Eu nunca tinha visto uma luta de Jiu-Jitsu na minha vida, mas, quando era moleque, meu pai sempre brincava “qual é cabeça, vamos embolar com o papai”... Aí a gente ficava brincando, se agarrando na grosseria mesmo... Até que um dia eu comecei a engordar e pensei que tinha que emagrecer e parti para o Jiu-Jitsu, que é a arte agarrada, e pensei “é aqui que eu vou ficar”... Comecei a treinar devagarzinho, duas vezes por semana... Eu moro em Campo Grande, a 50 minutos de trem da GFTeam, onde eu treino, mas eu treino também na Pro Combat, que é pertinho da minha casa, onde faço a preparação física com o professor Rafael Benasse, e Jiu-Jitsu com o Gabriel Marinho, Tiago Oliveira e Rodolfo G5, que são meus irmãos de Campo Grande, e, na Gama Filho, eu treino com o Júlio César, onde é o treino pesado com os faixas-pretas.

 

Como fica a sua carreira daqui pra frente?

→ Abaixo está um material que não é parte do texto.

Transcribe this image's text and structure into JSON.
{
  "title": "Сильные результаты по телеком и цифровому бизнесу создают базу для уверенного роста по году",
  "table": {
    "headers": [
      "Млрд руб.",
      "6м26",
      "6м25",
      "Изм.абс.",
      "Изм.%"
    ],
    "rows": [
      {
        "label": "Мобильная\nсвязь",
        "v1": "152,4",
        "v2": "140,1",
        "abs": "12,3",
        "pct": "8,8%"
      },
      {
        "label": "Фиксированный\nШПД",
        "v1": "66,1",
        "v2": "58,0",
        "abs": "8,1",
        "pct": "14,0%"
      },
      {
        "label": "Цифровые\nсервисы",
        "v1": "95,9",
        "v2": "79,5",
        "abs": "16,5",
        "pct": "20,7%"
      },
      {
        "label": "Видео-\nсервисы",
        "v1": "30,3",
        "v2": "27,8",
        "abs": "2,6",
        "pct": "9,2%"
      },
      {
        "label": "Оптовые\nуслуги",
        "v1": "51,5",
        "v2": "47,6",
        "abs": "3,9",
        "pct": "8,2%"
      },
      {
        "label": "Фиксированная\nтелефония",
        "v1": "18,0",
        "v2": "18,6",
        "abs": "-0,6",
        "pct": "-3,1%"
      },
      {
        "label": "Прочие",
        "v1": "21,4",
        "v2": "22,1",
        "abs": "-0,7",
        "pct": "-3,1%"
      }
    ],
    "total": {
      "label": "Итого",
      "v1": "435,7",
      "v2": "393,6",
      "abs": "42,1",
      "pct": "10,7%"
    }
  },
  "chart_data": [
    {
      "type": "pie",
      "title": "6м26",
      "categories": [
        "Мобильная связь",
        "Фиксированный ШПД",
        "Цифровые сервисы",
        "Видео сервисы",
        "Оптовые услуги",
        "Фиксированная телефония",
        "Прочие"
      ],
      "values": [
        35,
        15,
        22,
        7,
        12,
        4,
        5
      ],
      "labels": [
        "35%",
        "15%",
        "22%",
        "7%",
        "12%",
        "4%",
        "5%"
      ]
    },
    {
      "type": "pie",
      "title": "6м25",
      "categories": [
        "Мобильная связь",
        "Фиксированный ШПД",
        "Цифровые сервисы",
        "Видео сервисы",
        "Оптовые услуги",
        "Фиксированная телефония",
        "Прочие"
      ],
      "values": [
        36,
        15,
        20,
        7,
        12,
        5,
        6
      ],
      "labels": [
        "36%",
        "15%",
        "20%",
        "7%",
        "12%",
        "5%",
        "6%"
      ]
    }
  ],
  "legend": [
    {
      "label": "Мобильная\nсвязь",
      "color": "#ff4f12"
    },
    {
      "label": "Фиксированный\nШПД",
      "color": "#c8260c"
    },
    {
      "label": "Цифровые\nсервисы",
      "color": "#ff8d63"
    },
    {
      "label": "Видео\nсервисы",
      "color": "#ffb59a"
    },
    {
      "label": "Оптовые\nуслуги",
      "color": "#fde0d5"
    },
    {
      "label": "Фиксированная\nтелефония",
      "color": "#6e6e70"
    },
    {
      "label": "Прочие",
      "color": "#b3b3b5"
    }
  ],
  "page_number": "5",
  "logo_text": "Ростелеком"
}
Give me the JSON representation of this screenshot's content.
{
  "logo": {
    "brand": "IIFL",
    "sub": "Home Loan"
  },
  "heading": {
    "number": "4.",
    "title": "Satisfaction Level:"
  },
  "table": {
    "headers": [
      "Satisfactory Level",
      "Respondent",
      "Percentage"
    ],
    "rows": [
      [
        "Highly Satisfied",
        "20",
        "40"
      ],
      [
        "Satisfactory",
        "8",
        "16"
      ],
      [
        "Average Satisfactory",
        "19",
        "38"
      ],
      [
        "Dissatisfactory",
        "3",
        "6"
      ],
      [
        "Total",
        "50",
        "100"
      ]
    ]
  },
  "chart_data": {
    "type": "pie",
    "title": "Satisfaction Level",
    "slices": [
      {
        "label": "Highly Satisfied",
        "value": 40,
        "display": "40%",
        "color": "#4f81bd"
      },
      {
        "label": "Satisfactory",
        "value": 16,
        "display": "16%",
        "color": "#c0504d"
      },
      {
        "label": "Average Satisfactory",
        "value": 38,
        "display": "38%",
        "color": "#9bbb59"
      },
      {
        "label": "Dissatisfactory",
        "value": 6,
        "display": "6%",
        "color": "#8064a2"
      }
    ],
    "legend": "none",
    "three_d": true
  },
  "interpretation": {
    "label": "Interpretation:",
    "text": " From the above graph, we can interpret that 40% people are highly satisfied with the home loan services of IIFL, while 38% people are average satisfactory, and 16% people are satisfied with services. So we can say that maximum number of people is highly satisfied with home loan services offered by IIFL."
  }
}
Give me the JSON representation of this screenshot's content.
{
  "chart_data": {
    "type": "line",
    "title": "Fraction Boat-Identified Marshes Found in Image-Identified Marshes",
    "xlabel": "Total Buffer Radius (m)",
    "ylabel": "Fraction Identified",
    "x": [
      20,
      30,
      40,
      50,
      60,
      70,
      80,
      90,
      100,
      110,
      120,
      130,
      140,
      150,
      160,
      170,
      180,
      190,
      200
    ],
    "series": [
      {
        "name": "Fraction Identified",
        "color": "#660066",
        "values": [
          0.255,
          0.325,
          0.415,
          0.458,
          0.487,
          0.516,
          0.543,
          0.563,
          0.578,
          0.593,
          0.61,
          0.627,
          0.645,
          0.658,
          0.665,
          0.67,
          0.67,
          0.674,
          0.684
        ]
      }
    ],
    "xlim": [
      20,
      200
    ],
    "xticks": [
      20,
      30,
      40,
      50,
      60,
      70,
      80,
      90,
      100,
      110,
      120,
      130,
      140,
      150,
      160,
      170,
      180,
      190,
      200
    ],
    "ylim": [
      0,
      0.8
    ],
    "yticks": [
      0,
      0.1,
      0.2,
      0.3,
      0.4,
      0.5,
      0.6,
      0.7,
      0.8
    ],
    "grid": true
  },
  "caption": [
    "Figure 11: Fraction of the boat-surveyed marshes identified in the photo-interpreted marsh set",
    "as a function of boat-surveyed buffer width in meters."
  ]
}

Você tem algum sonho?

 

Tenho sim... Eu ainda sou muito novo, ainda tenho muita coisa a fazer no Jiu-Jitsu, como ganhar um, dois mundiais na faixa–preta, no absoluto... Isso é um sonho. Também tenho vontade de treinar vale-tudo, só que acho que ainda está muito cedo. Vou começar a treinar vale-tudo agora, mas não para competir, porque ainda está muito cedo e ainda não estou muito preparado pra levar porrada na cara (risos).